My neighbour does not have an ox that I covet but he does have a colony of Ivy bees (Colletes hederae) in front of these bushes.
He was concerned that our bees were coming out of the soil in his garden. I had a good idea that it was a colony of Ivy bees and went round to confirm, taking my camera with me. The colony had just started to appear with lots of males flying around frantically searching for females to mate with. From even a short distance away they look very similar to honey bees and you have to look closely to see their banded abdomen.
I must admit that I did feel envious of having a colony of Ivy bees in your own garden. I would appreciate them much more than he does. His mother was born in the house and she had never noticed them.
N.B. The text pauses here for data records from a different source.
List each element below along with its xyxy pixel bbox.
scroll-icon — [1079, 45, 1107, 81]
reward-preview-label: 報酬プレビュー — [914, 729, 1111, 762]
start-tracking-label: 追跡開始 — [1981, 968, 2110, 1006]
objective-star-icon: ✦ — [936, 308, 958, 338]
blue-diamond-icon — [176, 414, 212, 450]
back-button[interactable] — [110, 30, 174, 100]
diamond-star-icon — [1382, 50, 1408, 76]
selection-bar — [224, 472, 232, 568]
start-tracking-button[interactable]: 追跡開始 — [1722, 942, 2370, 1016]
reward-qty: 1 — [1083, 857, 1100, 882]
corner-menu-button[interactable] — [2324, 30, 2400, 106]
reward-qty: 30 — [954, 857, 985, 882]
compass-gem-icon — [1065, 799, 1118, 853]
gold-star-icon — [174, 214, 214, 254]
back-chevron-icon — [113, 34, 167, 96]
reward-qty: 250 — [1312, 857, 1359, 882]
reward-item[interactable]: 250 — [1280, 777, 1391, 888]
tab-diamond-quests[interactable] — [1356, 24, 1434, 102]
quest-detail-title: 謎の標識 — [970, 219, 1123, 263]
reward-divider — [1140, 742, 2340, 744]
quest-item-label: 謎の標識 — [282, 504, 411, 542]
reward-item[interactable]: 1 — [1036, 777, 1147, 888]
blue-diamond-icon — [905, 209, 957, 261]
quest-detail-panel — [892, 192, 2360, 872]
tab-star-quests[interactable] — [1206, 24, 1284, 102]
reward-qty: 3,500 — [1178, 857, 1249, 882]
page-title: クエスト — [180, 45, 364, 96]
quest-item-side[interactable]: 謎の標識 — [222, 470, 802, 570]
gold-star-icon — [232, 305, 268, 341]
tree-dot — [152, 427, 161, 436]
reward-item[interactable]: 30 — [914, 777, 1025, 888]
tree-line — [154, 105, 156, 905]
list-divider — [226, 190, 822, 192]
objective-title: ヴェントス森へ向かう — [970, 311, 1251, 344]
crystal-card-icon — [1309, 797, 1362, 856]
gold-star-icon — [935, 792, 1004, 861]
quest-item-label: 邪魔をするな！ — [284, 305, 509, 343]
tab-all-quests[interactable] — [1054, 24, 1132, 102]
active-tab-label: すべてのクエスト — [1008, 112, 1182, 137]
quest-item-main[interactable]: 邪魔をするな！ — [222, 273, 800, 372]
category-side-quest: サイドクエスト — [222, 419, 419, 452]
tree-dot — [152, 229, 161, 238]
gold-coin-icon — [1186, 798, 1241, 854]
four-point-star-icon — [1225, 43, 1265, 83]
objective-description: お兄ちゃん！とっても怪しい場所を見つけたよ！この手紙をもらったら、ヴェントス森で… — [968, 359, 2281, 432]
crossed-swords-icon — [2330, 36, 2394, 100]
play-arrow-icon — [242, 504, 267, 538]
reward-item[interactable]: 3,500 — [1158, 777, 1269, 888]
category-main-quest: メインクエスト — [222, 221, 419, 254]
This is a female, I think she is beautiful.
The bees, the butterflies and the flowers are all appreciating the sun and temperatures of 26 degrees in the afternoons after the cool, rainy start to September.
I am even mellowing and starting to appreciate the Tithonia rotundifolia – the tall, orange, sunflower-like plant in the above photograph. It has gone on flowering and producing more heads than I thought it would, however, I cannot say it attracts pollinators more than a lot of the other flowers.
My aster Audrey is the big attraction in the garden at the moment. This is a Brimstone butterfly ( Gonepteryx rhamni ).
This is a Meadow Brown (Maniola jurtina) and the most common butterfly around here in the garden and outside from early in the year. The Asters attract a range of butterflies.
They also attract this cuckoo bee (Epeolus cruciger) which lays its eggs in other bees nests taking advantage of food stores left for the host bees young. Most cuckoo bees are specific to one bee genus which in this case is the Colletes.
I cannot forget the honey bees that come to the Asters as they make the most noise.
After the Asters finish flowering they push out new rooted shoots to expand. These are very easy to pull up and transplant and I have been able to increase my stock from the original single plant.
I know I am somewhat bee-centered but when you watch the antics of some other animals like this cabbage butterfly you wonder how the species survives. This poor female butterfly was doing her best to raise her abdomen and co-operate but the male was perhaps not the best choice.
I think he managed eventually to accomplish his duty but it looked as if his big white wings were getting in the way.
Autumn is a busy time in the garden. The Butternut squash have done well but we have not lifted them yet.
The tomatoes gave a super crop this year and my favourite is still Sungold as it is one of the first to fruit and the last to give up. However, despite its superior flavour a lot of people prefer the look of small red tomatoes. We grew a lot of “second hand” tomatoes which were raised by friends and planted in a random fashion that did not allow much comparison apart from saying they all tasted good and I have lots of tomato sauce frozen in the freezer for soups and other dishes in the coming months.
The strawberries keep producing too, although the raspberries are just about finished.
In fact, the vegetable garden has produced much more useful products this year than in other years and so I am inclined to adventure into new territory and I have planted onions for the first time. Theoretically, I shall be using them as needed and not storing them. Sarah Raven points out that to grow onions you should keep them free from weeds, we shall see – nothing ventured…
On the subject of food production – we have our first Gojii berries.
We planted the bushes as I read that the bees love the flowers. Mmn. so far I have not seen the bushes crowded with bees but that might be because the bushes are still small, at least I had the consolation prize of being able to crop the fresh berries. I had never tasted the fresh berries and being charitable I would call the flavour “disappointing”.
Perhaps a good choice of fruit for people who prefer a pretty colour to a full flavour?